I can’t imagine any reasonable person having the same interpretation as you claim to have. Your interpretation seems to me to be equivalent to a defense attorney representing his client.
Or he could be saying people who don’t know the field don’t produce useful results. [But] A good example is Naomi Oreskes. Context is everything.
I don’t think you can interpret it this way by any stretch (unless it is an inside-out stretch). The last statement adds an example to the previous statement. So it is a good example of a bad thing. Or a useless thing, to be exact. He did not attach “good” to “analyses”, he attached it to “example”.
The way I read it was, to paraphrase:
Analyses like these by people who don’t know the field are useless.
An example of good analysis is Naomi Oreskes work.
Naomi Oreskes’ actual qualification is as a “science historian” but what her work turned out to be is that basically she’s another cog in the character assassination wheel claiming skeptic climate scientists are on the payroll of ‘big coal & oil’. What has me puzzled in my narrow digs into the origins of the accusation is exactly how she got involved in it, and why she made a cryptic reference to incriminating documents ‘indicting’ skeptics as being stored in AMS archives. I’m still looking for an AMS member to help me unravel that little mystery.
I’m very fond of nit-picking.
Not knowing Naomi personally (or professionally) or what “field” she “works” in but my guess is Tom knows people.
cn
Just a nitpick: The oxalic acid in tomatoes and other vegetables is not exactly toxic, but it is kinda harmful for about 7% of the US population that are lacking a kidney stone inhibitor. In more inbred populations, the incidence almost reaches Mendelian proportions — above 20% in one Thai province studied.
Citric acid does the same thing — binds calcium.
Science is based on hypothesis, research, testing and validation or falsification. When it’s easy, that’s what happens.
Very often science is more difficult than that. The hypothesis may be complex, the data ambiguous, the results tantalizing but not conclusive.

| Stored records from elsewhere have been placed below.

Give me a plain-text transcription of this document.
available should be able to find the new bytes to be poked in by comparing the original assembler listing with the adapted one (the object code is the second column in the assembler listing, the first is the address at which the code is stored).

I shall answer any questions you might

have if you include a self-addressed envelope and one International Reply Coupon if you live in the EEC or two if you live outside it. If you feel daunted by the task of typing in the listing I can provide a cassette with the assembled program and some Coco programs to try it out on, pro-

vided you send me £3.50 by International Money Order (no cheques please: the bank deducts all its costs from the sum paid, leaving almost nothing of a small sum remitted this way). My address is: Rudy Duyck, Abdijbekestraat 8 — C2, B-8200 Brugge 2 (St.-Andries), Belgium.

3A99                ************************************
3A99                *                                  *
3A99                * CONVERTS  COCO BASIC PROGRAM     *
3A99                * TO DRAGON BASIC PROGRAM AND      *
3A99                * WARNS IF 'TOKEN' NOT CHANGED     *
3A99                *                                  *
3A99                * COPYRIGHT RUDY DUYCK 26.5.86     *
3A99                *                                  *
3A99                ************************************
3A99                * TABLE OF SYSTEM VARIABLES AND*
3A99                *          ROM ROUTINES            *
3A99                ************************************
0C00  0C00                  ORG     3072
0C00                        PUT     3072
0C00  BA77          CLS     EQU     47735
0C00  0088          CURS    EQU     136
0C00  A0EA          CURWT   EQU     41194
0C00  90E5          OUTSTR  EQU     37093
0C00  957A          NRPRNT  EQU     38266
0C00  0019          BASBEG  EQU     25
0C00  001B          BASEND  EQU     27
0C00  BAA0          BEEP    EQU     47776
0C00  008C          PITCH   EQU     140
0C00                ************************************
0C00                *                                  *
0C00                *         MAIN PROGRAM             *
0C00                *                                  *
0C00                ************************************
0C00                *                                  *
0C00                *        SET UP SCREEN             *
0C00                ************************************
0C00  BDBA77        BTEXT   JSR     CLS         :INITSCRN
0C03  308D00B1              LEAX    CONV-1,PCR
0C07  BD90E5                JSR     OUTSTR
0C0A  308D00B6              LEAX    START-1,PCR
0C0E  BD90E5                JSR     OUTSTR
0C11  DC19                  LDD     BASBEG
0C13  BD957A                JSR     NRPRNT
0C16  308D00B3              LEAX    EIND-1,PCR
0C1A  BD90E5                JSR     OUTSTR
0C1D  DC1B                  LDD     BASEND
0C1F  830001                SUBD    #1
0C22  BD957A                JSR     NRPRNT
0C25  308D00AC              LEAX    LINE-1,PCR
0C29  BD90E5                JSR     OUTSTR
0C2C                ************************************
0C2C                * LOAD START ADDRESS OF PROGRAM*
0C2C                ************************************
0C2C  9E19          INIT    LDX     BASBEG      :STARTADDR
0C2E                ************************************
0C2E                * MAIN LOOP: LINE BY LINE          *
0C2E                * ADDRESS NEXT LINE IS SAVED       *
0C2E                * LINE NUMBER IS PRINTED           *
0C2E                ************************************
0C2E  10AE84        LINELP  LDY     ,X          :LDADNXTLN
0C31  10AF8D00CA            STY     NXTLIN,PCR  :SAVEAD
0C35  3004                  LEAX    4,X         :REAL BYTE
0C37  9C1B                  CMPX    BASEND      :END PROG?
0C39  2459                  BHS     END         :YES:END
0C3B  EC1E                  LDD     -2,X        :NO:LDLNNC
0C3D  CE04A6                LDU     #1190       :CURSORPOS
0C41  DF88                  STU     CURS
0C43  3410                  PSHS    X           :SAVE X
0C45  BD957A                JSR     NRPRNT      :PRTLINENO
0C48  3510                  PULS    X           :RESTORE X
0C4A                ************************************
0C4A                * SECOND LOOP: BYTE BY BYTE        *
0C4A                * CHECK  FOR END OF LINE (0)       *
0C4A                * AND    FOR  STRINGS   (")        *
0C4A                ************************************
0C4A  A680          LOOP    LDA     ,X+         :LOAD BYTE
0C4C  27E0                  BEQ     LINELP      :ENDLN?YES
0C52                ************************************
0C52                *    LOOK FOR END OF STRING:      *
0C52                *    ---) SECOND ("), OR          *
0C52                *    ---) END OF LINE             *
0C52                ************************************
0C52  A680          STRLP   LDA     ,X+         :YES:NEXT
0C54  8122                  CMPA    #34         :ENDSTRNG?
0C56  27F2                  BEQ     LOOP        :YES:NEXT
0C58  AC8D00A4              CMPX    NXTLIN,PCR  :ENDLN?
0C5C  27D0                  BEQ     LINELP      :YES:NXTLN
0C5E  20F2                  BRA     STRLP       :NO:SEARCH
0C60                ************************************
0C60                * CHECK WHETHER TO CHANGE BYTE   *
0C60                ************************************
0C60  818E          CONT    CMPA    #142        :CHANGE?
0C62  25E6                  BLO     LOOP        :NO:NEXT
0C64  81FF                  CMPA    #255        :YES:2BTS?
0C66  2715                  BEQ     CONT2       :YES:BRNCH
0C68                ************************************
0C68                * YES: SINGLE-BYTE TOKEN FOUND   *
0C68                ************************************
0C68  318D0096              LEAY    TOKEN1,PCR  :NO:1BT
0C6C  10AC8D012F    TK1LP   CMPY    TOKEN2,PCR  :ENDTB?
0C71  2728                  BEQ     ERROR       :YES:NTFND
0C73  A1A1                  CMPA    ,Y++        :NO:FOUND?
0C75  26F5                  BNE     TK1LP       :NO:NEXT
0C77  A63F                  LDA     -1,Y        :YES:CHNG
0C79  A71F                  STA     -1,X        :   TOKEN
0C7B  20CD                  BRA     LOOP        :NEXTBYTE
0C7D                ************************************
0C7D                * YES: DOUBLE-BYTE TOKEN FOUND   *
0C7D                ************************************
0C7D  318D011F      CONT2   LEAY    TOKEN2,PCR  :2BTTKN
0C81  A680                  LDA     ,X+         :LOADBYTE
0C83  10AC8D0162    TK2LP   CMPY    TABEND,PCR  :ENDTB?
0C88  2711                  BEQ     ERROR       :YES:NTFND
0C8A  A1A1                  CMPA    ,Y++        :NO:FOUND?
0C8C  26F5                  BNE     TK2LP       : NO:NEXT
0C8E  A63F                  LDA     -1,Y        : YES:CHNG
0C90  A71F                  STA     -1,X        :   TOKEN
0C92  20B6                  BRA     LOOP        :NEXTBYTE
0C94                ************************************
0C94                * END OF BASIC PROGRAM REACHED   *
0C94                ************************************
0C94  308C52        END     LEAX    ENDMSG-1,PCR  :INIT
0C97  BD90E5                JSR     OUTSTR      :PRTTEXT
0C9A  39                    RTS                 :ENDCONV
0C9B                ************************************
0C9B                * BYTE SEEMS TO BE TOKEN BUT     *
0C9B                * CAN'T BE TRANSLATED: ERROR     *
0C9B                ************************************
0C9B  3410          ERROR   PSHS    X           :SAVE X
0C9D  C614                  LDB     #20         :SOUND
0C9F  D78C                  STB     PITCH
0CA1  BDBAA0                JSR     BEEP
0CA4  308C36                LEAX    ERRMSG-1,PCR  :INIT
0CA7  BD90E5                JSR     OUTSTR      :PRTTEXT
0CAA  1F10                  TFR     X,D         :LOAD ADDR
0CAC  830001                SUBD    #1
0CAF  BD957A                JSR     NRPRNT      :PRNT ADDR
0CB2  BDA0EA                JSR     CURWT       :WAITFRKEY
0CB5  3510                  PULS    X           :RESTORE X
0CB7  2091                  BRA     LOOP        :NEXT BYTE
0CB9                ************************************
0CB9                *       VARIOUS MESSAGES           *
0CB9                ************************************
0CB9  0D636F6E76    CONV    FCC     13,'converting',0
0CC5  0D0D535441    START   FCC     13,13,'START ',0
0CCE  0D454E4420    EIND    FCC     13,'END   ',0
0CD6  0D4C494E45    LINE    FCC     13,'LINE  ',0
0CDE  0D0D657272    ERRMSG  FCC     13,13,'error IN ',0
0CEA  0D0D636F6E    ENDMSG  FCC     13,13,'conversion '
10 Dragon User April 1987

When experienced scientists with a track record of valid results support a theory, such as evolution or the germ theory of infection, their combined numbers and experience do give credence to the theory. They could all be wrong, perhaps, but their agreement does not make them wrong and it’s usually a good guide.
But of course not always. For years radium was considered harmless or even beneficial when ingested. The oxalic acid in tomatoes was thought by some to be highly toxic to humans.
In terms of Ms. Oreskes’ work, it sounds like she did a data dredge to support the position she wanted in the first place. Many have seen what they wanted to find in a data dredge. Her particular data dredge — seeking a consensus in an area where consensus is hard to find — might be especially egregious.